At fifteen years old, Maddie Asherford is found barely alive, an event that leaves her with amnesia. She doesn’t remember a thing, but as the years go by, memories… visions… plague her thoughts. She feels as if there are two sides to her, one who works to get better and another who is bad. Darker. It’s almost as if one side is victimized, struggling to make sense of everything, while another is stronger and more calculated… willing to do anything. Willing, no… wanting to kill. Urges to hurt others surge inside and Maddie must work hard to control those anarchistic and violent impulses that threaten her already fragile existence.

“I wonder what I’m capable of. It feels like there’s so much more to me than just living my ordinary life day in and day out.
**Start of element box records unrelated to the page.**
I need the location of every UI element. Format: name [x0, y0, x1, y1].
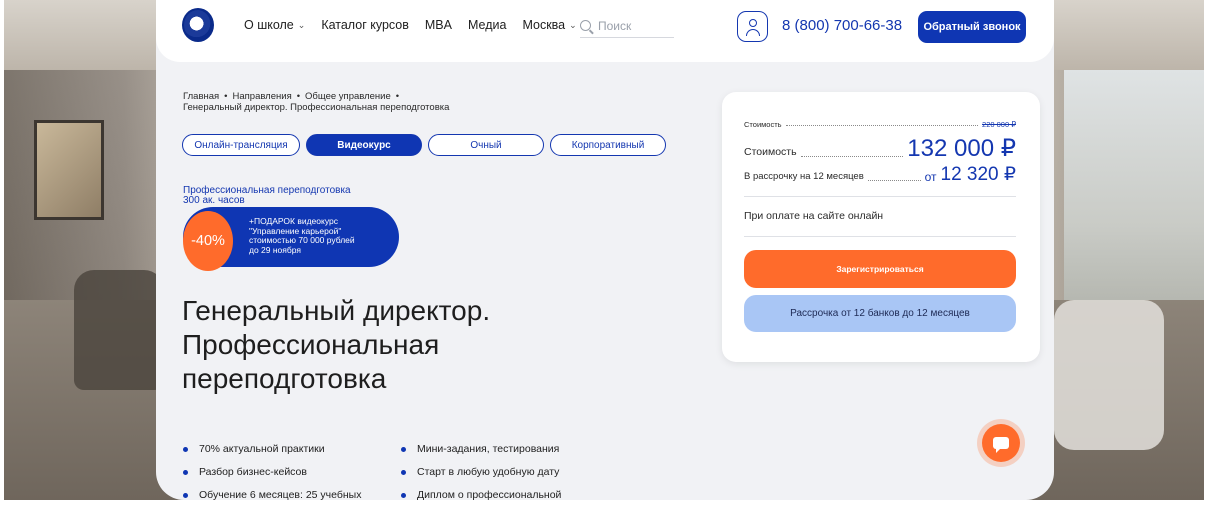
- price-row: Стоимость 132 000 ₽: [744, 135, 1016, 162]
- callback-button[interactable]: Обратный звонок: [918, 11, 1026, 43]
- old-price: 220 000 ₽: [982, 120, 1016, 129]
- installment-row: В рассрочку на 12 месяцев от 12 320 ₽: [744, 164, 1016, 185]
- chat-icon: [993, 437, 1009, 453]
- user-icon: [748, 19, 757, 27]
- online-payment-note: При оплате на сайте онлайн: [744, 210, 884, 222]
- tab-corporate[interactable]: Корпоративный: [550, 134, 666, 156]
- logo-icon[interactable]: [182, 8, 214, 42]
- list-item: Обучение 6 месяцев: 25 учебных: [183, 489, 361, 500]
- search-placeholder: Поиск: [598, 18, 632, 33]
- nav-item-about[interactable]: О школе ⌄: [244, 18, 305, 32]
- old-price-row: Стоимость 220 000 ₽: [744, 120, 1016, 129]
- current-price: 132 000 ₽: [907, 135, 1016, 162]
- chevron-down-icon: ⌄: [297, 19, 306, 30]
- breadcrumb-item-general-management[interactable]: Общее управление: [305, 91, 391, 102]
- tab-videocourse[interactable]: Видеокурс: [306, 134, 422, 156]
- breadcrumb-item-home[interactable]: Главная: [183, 91, 219, 102]
- list-item: Разбор бизнес-кейсов: [183, 466, 307, 478]
- main-nav: О школе ⌄ Каталог курсов MBA Медиа Москва…: [244, 18, 593, 32]
- list-item: 70% актуальной практики: [183, 443, 325, 455]
- price-panel: Стоимость 220 000 ₽ Стоимость 132 000 ₽ …: [722, 92, 1040, 362]
- register-button[interactable]: Зарегистрироваться: [744, 250, 1016, 288]
- nav-item-media[interactable]: Медиа: [468, 18, 506, 32]
- page-title: Генеральный директор. Профессиональная п…: [182, 295, 491, 394]
- search-input[interactable]: Поиск: [580, 14, 674, 38]
- nav-item-city[interactable]: Москва ⌄: [522, 18, 576, 32]
- promo-banner[interactable]: -40% +ПОДАРОК видеокурс "Управление карь…: [183, 207, 399, 271]
- tab-online[interactable]: Онлайн-трансляция: [182, 134, 300, 156]
- program-info: Профессиональная переподготовка 300 ак. …: [183, 186, 351, 206]
- chevron-down-icon: ⌄: [569, 19, 577, 30]
- phone-link[interactable]: 8 (800) 700-66-38: [782, 17, 902, 34]
- breadcrumb-current: Генеральный директор. Профессиональная п…: [183, 102, 450, 113]
- list-item: Диплом о профессиональной: [401, 489, 561, 500]
- user-account-button[interactable]: [737, 11, 768, 42]
- discount-badge: -40%: [183, 211, 233, 271]
- page-card: О школе ⌄ Каталог курсов MBA Медиа Москва…: [156, 0, 1054, 500]
- list-item: Старт в любую удобную дату: [401, 466, 559, 478]
- chat-button[interactable]: [982, 424, 1020, 462]
- installment-button[interactable]: Рассрочка от 12 банков до 12 месяцев: [744, 295, 1016, 332]
- installment-price: 12 320 ₽: [940, 164, 1016, 185]
- list-item: Мини-задания, тестирования: [401, 443, 559, 455]
- program-hours: 300 ак. часов: [183, 195, 245, 206]
- breadcrumb: Главная • Направления • Общее управление • Ге…: [183, 91, 450, 113]
- tab-fulltime[interactable]: Очный: [428, 134, 544, 156]
- nav-item-mba[interactable]: MBA: [425, 18, 452, 32]
- breadcrumb-item-directions[interactable]: Направления: [233, 91, 292, 102]
- nav-item-catalog[interactable]: Каталог курсов: [321, 18, 409, 32]
- format-tabs: Онлайн-трансляция Видеокурс Очный Корпор…: [182, 134, 672, 156]
- search-icon: [580, 20, 591, 31]
- header: О школе ⌄ Каталог курсов MBA Медиа Москва…: [156, 0, 1054, 62]
- promo-text: +ПОДАРОК видеокурс "Управление карьерой"…: [249, 216, 355, 255]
There’s has to be more. I wonder all the time. What the more is. Fear it.”

In addition, she hears voices in her head. Screaming at her, taunting her that’s she’s bad. I couldn’t help but feel so heartbroken for her. It was a tortuous existence to live a life so divided, so blurred, so lost in everything that had been forgotten.

“I doubt anyone is feeling how I feel most days, except for maybe serial killers.”

One day Maddie has a blackout. She awakes alone with some blood on her arm. Two buttons in her pocket. Nearby, there’s a murder scene. One of her co-workers has been killed.  A co-worker, who lay dead and covered in blood, wearing a shirt with a missing button. Maddie is physically sickened by what’s transpired and she wonders if she could have done it. Did the other side of herself take over? Did she have it in her to kill? Could she forget something so significant? And if so, was she truly responsible if she couldn’t remember a thing?

“You don’t know anything because you chose to forget. Everything you do, you chose to do.”

Maddie’s life spins out of control. There are so many secrets to uncover. Someone had hurt her in the past. Was someone after her still? Framing her? Her thoughts are so broken, fragments holding memories that don’t quite fit together. She’s not sure what’s real and what’s not. Her mom knows something, but is determined to protect her. From whom? Herself? There’s a chilling sense to everything that unravels and as the reader, I found myself as confused as Maddie. I was trying so hard to put together all the puzzle pieces, but nothing was quite right without all the information. I kept getting that hair-raising, heart-pounding feeling, but the story was so ingeniously layered that I couldn’t figure it all out. The story felt dangerous and I couldn’t put it down. The truth was hiding. I wondered if in plain sight. Jessica Sorensen had my mind in such a state that every character seemed like a possible culprit. I even wondered who was real and who was not.

“She became lost. Hiding in the darkness of her own fears. Letting the real girl be forgotten. The one that changed her. The one that trapped her. The one that created her.”

I loved everything about this story. How it made me feel. How it got me all tangled up. How the truth was elusive until the shocking end. Even then, I don’t know if it’s all clear in my muddied and over-worked brain. This is a really daring piece of work from the talented Jessica Sorensen. It’s heart-wrenching, disturbing, sad, suspenseful, chilling. There’s so much more to the story, but I dare not spoil any piece of it. I have to say I particularly loved the ending. It was blindsiding and shocking and perfect to the feel of the book. If you are a fan of tangled webs and hidden truths, of thrilling mysteries and complex characters, you won’t want to miss this page-turner of a novel. It’s a standalone, but admit, I could easily and enthusiastically devour another book on this girl.

“I’m hiding behind a mask. I’m hiding behind my amnesia. I’m hiding.”